大山道を越えてしばらく進むと国立市から府中市に入ります。

雨水第二幹線緑道は市川緑道となり毎回登場する西府町湧水で少し水量を増やします。

日新町一丁目北交差点で府中用水の本流に合流したところで、この記事のゴールとします。前回、前々回の記事も見ていただくと分かりますが、府中用水の流れは基本的にこの下の川に一旦集約されるようです。
これまで府中市民でありながら府中用水と本宿用水の違いもよく分かっていませんでしたが、本宿用水の通水が止まっている時期ということもあり両者の関係が少し理解できました。

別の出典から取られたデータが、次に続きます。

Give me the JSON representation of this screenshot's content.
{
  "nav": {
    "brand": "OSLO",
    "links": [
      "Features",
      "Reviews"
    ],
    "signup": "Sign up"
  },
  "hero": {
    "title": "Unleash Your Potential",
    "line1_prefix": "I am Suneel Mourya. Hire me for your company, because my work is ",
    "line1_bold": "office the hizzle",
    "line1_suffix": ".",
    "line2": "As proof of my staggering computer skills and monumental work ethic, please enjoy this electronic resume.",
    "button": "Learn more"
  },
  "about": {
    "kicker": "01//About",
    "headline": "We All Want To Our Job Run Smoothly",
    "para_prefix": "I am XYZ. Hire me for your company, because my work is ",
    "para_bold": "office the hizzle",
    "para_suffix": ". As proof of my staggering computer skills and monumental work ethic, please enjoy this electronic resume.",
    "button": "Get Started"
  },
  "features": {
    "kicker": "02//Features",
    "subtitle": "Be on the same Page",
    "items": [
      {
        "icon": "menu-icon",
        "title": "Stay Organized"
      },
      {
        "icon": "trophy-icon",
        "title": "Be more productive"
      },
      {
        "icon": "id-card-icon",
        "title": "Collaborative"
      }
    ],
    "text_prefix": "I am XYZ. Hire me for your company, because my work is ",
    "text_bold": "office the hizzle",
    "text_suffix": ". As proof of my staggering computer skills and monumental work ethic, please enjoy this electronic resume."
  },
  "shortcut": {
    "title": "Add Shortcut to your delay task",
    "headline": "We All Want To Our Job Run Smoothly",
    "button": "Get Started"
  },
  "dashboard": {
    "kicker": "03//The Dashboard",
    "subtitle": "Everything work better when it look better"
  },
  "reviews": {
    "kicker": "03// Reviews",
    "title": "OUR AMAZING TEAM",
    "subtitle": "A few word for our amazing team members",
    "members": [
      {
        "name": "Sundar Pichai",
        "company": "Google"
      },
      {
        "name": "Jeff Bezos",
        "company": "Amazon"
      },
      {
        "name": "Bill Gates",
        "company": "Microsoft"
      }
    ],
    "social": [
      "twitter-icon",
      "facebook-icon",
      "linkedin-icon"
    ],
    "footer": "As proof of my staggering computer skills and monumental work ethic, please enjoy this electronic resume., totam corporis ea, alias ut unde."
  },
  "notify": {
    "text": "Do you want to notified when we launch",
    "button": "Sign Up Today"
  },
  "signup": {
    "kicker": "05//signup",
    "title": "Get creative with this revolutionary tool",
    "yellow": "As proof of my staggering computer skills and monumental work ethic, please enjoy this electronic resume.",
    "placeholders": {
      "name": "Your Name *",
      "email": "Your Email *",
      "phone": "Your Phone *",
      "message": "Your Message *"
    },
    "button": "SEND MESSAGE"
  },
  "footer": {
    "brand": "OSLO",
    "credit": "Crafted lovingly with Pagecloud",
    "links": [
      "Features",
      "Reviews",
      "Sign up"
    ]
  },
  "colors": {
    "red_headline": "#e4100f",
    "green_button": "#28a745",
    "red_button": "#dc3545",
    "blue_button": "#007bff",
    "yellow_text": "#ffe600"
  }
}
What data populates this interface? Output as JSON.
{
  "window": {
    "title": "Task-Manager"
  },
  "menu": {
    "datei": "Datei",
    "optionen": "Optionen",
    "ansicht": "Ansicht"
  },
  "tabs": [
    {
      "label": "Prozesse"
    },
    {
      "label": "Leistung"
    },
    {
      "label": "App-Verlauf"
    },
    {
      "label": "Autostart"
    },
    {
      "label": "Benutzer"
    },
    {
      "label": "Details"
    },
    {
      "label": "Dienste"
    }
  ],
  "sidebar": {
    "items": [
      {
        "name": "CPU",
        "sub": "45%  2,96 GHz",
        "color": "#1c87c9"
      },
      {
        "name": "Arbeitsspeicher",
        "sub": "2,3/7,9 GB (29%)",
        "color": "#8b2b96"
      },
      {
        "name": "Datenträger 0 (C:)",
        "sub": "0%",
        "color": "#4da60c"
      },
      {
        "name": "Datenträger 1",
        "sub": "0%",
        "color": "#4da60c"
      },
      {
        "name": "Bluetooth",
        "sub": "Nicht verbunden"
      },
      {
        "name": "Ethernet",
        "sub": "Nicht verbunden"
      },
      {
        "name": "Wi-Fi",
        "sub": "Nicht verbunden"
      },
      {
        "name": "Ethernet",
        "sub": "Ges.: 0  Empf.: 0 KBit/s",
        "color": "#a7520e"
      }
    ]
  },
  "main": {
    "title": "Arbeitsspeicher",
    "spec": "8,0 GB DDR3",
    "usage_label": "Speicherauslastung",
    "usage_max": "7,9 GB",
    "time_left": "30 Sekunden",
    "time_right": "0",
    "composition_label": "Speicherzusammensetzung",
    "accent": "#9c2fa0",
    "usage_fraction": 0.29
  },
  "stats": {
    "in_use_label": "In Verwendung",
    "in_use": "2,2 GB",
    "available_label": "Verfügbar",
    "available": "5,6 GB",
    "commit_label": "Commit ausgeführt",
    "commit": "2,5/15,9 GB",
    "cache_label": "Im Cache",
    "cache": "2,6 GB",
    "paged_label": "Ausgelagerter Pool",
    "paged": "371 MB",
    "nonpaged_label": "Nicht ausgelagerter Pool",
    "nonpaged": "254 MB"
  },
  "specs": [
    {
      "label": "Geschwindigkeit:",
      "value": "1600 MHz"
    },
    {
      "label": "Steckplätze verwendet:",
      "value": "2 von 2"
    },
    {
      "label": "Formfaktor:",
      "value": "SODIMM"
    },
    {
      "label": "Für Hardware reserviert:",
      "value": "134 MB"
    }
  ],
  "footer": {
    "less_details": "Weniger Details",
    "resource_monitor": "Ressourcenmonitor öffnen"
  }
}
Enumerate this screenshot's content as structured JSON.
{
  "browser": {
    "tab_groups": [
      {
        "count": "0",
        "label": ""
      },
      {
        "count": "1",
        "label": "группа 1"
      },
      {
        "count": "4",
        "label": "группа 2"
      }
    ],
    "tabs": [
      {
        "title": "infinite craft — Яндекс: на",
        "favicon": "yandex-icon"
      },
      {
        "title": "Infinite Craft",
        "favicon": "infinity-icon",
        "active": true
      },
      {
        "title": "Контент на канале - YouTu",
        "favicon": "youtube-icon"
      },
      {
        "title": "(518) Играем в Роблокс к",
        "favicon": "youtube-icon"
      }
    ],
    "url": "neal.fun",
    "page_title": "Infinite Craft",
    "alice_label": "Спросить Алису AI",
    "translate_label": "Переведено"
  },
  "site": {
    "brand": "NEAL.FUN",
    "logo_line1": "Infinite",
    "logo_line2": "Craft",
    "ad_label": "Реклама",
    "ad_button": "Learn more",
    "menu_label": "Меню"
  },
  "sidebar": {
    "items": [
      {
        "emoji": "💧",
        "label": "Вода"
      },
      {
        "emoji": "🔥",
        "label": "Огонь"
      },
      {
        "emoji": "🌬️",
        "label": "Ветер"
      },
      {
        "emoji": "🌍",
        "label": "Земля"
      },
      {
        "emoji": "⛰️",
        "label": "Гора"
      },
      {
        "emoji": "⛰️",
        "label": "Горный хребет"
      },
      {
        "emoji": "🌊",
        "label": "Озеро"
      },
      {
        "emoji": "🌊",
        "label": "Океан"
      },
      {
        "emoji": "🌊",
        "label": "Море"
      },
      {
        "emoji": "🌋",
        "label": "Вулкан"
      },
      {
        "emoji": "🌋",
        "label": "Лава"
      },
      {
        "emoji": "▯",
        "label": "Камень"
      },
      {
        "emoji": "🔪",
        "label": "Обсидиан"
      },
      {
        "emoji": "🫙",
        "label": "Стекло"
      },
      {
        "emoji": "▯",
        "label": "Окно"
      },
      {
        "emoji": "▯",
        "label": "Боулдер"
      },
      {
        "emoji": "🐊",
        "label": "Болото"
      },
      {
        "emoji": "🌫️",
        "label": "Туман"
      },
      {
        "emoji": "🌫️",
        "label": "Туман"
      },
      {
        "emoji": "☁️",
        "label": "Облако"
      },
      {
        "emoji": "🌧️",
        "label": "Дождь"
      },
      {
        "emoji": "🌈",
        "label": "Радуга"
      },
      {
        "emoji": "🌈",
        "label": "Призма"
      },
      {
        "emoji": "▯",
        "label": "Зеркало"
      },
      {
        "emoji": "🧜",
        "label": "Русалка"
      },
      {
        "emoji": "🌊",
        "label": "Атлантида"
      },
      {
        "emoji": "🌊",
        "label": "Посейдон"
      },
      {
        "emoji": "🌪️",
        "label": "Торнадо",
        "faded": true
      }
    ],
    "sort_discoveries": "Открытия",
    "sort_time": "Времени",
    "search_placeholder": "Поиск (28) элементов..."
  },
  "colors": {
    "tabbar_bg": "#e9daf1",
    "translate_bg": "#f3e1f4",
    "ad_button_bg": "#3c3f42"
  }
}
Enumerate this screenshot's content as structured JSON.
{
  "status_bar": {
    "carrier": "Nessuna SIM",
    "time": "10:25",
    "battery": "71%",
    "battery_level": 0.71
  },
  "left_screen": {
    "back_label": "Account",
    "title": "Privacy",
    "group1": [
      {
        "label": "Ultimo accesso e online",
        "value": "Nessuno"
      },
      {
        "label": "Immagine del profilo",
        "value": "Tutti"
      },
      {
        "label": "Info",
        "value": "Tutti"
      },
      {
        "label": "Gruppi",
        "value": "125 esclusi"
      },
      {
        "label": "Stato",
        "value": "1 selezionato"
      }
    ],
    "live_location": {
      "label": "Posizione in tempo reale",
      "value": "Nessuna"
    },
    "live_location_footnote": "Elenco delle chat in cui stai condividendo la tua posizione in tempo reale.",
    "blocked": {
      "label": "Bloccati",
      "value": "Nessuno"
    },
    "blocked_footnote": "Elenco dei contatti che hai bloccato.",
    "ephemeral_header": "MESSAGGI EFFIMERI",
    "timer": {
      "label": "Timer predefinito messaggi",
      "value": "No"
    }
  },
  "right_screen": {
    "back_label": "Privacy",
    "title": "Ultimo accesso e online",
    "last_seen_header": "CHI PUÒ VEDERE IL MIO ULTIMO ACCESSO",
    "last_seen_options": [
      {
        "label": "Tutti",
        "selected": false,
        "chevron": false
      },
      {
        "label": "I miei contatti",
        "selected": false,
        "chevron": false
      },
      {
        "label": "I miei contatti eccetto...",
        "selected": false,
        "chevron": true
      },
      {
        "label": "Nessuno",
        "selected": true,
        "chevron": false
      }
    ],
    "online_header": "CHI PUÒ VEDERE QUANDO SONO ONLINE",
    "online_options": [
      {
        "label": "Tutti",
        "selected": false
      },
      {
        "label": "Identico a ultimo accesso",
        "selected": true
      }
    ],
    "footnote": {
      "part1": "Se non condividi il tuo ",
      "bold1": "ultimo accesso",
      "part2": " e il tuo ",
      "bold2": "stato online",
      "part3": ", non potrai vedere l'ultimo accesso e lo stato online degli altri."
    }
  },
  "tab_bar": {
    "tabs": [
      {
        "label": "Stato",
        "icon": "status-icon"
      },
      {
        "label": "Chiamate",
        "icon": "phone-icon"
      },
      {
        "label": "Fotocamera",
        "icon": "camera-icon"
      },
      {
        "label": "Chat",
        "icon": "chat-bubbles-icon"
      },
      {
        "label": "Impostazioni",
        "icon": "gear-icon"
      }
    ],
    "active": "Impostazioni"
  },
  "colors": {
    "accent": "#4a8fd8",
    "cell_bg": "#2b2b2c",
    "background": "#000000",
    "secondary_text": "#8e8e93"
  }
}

今回紹介した湧水ルート。今回は暗渠もないのでシンプルです。途中の涸れていた水路も分かるようにしました(全部でなく記事内に写真を載せた部分だけ)。これまで何度も訪れている城山公園や谷保天満宮ですが、南養寺や石塚古墳下、清水の茶屋跡からの湧水に気づくことができたのが新たな発見でした。

個人的には発見だったのですが、こちらのブログを読んだらしっかり紹介されていました。続き物として読んでいたと思うので、単に忘れていたのか、うっすらと記憶に残っていたのがヒントになったのか……。